For those reasons, my own group did not mind him as much, but I can't say for sure if this will work for your own.


Incentive to Go South



Feal-Thas, White Dragon Highlord by JL Meyer

Both versions of Dragons of Ice use the old "wise elder with vague knowledge" trope to guide the PCs to Icewall Glacier. This, combined with Crownguard's revelation of Sancrist later at the Ice Folk Camp, makes the adventure feel extremely railroady due to the fact that the PCs are finding out the next location right after the other instead of a gradual organic planning. Even more so, the PCs might decide that heading to Sancrist is more important than the assault at Icewall Castle, which can be problematic.

For my own campaign, I baked the plot hook right into the adventure's first chapter: the texts within the Library of Khrystann not only revealed the history of the Dragon Orbs, but the revelation that long ago the Wizards of High Sorcery "went far south, to a land of snow and ice to hide them from the world due to their power." And contacts within the Knights of Solamnia revealed that the Dragonarmies were conducting an excavation in the Glacier itself, apparently searching for something.

I also made it so that Icewall Castle was actually close to the ocean, near the western section of the Glacier.
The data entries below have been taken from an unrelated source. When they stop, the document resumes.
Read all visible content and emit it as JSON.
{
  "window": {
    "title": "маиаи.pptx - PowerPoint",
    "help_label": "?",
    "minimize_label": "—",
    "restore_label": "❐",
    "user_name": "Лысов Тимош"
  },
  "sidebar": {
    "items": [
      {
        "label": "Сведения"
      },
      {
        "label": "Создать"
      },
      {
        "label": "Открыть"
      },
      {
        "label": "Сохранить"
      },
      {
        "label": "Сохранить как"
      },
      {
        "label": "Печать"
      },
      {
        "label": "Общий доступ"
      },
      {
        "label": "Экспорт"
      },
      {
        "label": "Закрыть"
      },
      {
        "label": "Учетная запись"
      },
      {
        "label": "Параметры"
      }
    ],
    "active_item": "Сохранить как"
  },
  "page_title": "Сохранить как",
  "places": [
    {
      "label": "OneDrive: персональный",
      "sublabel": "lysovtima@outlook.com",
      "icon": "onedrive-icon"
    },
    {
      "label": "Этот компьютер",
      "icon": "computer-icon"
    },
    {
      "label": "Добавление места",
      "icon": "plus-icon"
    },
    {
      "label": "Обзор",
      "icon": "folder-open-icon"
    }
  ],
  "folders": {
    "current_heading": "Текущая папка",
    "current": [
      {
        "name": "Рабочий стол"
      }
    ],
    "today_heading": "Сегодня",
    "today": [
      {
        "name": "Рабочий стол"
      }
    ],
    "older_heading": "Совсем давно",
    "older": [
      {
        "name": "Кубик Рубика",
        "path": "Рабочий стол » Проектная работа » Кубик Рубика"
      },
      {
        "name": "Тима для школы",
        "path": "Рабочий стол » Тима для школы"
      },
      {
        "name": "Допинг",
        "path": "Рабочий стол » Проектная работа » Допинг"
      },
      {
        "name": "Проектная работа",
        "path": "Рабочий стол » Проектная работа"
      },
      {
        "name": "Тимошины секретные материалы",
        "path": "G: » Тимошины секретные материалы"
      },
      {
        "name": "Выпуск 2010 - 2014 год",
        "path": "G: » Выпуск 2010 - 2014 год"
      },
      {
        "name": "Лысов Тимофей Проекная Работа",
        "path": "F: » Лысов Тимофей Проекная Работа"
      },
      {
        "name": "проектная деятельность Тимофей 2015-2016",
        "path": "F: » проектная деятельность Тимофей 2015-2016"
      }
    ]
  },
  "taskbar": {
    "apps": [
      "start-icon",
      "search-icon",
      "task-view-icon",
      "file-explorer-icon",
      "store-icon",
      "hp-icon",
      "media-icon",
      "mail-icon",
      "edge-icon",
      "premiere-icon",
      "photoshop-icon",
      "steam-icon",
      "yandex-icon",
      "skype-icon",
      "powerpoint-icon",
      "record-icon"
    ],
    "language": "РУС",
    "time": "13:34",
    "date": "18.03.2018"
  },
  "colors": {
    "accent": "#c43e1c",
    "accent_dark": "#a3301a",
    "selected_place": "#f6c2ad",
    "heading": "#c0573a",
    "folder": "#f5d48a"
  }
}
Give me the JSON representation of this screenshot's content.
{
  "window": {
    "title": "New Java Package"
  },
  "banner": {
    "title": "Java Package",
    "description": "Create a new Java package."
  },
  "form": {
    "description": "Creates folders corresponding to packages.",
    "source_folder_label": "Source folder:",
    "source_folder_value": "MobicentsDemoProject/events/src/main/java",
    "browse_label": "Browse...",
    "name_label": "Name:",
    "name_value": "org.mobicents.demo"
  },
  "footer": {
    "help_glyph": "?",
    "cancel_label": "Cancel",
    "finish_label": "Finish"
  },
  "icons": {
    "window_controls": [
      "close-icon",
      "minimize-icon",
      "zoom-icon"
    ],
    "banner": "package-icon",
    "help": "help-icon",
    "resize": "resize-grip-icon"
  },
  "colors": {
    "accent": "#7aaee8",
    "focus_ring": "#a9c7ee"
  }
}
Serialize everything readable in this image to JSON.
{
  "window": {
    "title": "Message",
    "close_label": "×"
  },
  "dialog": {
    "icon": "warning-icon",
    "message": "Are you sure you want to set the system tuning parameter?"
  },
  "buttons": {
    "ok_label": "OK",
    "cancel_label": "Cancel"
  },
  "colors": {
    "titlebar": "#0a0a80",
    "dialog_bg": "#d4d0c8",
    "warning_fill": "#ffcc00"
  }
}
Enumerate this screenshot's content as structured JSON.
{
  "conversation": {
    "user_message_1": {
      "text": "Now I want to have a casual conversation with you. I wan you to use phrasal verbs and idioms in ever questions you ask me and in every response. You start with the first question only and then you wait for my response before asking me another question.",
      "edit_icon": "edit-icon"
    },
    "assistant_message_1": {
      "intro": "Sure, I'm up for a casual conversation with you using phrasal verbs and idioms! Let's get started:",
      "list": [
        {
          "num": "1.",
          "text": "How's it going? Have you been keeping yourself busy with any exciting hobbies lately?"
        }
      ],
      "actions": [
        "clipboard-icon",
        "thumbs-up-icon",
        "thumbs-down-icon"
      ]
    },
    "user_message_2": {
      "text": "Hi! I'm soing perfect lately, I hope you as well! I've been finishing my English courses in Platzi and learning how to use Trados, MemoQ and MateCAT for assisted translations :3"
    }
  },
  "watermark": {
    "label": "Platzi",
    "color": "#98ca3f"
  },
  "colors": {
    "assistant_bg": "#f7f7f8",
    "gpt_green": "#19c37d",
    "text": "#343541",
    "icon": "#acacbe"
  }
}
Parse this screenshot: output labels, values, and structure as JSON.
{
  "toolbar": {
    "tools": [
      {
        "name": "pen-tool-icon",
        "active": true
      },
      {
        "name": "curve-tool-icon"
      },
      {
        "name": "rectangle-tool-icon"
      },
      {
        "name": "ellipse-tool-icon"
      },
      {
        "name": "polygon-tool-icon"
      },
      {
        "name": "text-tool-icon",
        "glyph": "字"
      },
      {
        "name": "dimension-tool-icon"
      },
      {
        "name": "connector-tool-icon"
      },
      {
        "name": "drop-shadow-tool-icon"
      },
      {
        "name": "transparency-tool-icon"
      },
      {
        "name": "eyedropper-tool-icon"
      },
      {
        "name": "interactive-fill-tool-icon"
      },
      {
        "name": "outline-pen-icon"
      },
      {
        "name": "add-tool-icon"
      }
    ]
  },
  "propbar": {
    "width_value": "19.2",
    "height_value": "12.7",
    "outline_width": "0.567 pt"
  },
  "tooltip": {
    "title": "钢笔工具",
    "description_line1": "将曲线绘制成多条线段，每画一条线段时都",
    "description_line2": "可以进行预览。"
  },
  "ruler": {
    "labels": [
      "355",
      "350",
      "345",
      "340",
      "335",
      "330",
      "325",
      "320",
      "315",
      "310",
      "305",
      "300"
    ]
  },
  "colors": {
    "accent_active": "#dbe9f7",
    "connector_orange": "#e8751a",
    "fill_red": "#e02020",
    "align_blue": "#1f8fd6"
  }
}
The Castle had a harbor with sea-worthy boats, giving the PCs even more reason to go there for a proper boat to take to Sancrist.

In Conclusion

Dragons of Ice is an overall fair beginning to the Winter arc. It starts off with a bang as the city's besieged, includes a battle against the White Dragonarmy forces on the tundra, and climaxes with the discovery of a real Dragonlance to use against the dragon Sleet. Its weakest areas involve plot hooks and incentives, but hopefully this advice should shape this up into an even greater adventure!